Conservation education enables and nurtures critical thinking that is required to understand the interdependence of species and the complexities of environmental / ecological problems. Conservation education also encourages people to act on their own to conserve natural resources and use them in a responsible manner. Therefore, in today’s context more than ever, where we are struggling to manage resources sustainably, it assumes great relevance.
Q4) According to you, should it be made imperative to have conservation education as a subject in our educational institutions? If yes, what component of conservation education should be included for the institutions?
It makes most sense to include conservation education in school curricula either as a separate topic or infused into the existing ones; it could even simply be an extracurricular activity. Having said that, it is important to make it interesting, intriguing and relevant in order to see the desired results. Else, it will remain just another subject to be studied for the exam only to be forgotten soon after. Application of the learning should be encouraged and enabled; the true value and importance of Nature needs to be realised and understood, beyond its monetary value.
Q5) According to you, is conservation education an integral part of conservation itself? If yes, how do you think it will have an impact on conservation in the long run?
Indeed. Citizens support and active participation is very crucial to achieve conservation and this can be brought about by conservation education.
Conservation education often tends to have a multiplier effect. An individual who is oriented towards conservation can have a strong influence on his/her immediate circle of influence, especially given the current nature of most communication – social media. This becomes very necessary in involving more and more people in conservation and allied activities including conservation education itself. It often leads to the formation of a community of likeminded people who exchange information and learn from others’ experiences, all leading to some form of meaningful action. Ongoing conservation activities can also benefit from conservation education as it could potentially bring in visibility and garner support to the effort.
Q6) As someone who has been in this field for long, have you sensed a shift or change in attitude towards conservation education in today’s world?
One can see changes on many fronts today. Communication for one has undergone sea change over the last decade or so – snail mails to emails and other means of mass communication. Access to information too has undergone a radical change. – from libraries to the internet. Both these could bring in an awareness that is a precursor to action of any kind. It also possibly shortens the typically long gestation periods that conservation education takes to yield results. Perhaps people now have become more impatient than in the past. They are willing to give their time and support but expect quick results. All these and more have certainly had a bearing on conservation education. However, it is heartening to note that many of these also rally people and catalyze them into positive action.

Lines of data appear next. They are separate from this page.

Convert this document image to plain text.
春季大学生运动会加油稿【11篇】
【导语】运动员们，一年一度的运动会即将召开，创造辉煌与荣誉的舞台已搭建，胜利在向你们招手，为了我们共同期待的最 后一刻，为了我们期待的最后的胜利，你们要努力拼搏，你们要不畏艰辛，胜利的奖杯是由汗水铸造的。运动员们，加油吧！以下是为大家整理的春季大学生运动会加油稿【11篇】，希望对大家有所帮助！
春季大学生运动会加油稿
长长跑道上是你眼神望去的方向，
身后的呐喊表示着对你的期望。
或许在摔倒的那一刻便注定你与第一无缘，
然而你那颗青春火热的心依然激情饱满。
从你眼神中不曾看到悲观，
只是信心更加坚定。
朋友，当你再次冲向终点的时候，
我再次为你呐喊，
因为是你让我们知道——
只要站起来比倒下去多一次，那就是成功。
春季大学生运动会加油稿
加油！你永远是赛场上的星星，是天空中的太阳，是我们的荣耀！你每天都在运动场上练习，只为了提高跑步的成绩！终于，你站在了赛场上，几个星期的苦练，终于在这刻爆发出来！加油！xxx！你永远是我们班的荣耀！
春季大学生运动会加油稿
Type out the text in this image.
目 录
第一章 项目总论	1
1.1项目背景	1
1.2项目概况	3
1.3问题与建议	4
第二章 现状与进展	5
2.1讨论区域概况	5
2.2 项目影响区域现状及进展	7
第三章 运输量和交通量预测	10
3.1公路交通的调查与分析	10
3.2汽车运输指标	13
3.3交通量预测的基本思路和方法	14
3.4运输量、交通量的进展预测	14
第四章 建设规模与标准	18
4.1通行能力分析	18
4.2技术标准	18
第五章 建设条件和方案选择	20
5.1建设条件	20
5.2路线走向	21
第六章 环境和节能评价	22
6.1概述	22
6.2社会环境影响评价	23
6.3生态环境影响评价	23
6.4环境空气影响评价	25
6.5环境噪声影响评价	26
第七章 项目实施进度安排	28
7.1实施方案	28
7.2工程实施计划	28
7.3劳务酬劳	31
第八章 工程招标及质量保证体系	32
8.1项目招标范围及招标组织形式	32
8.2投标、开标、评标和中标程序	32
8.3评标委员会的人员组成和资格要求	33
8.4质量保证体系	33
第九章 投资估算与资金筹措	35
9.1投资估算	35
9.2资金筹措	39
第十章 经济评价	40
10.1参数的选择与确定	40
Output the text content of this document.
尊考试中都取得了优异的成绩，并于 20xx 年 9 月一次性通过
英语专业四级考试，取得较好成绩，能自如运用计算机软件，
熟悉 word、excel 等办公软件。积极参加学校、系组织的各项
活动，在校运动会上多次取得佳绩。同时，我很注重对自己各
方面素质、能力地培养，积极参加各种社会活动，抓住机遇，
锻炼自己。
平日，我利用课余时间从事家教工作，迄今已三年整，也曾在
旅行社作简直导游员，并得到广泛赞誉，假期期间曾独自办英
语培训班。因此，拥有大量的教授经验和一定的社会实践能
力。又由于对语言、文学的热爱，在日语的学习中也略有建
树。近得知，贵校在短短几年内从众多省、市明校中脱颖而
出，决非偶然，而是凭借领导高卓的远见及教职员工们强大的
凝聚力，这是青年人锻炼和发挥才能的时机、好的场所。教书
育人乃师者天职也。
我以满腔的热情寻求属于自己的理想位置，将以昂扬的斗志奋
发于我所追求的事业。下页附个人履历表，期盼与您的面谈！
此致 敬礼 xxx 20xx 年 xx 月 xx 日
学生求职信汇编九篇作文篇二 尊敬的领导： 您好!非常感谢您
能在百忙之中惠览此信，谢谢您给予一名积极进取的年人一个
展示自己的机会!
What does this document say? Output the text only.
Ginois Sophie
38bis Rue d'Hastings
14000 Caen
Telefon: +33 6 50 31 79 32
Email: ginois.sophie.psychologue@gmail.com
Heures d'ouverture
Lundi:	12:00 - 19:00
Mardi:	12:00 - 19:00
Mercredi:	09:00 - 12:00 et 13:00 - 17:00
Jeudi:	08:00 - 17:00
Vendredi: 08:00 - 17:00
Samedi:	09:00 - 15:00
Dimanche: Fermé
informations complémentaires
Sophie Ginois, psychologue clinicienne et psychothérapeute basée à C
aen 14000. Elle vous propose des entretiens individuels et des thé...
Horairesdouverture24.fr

Q7) Can conservation education be taken up as a career option? What would be your advice to the concerned people if they would like to consider this line of profession?
Things have changed so much over last few decades in this field, and there is more work to be done. And, there are options that people interested in conservation education can explore and consider. It has become imperative that various talents be used. This further widens the scope and enables people to consider this as a possible profession. Natural history, Photography, art (digital and otherwise), writing / editing skills, designing, publishing, web related skills, programming, and many more streams are now necessary and those with the suitable skillsets can lend their expertise in making conservation education more comprehensive and meaningful with a wider reach. With the spread of wildlife tourism in the country in the last decade or two, there is a growing need for professionals who have an interest and expertise in conservation education to interact with guests.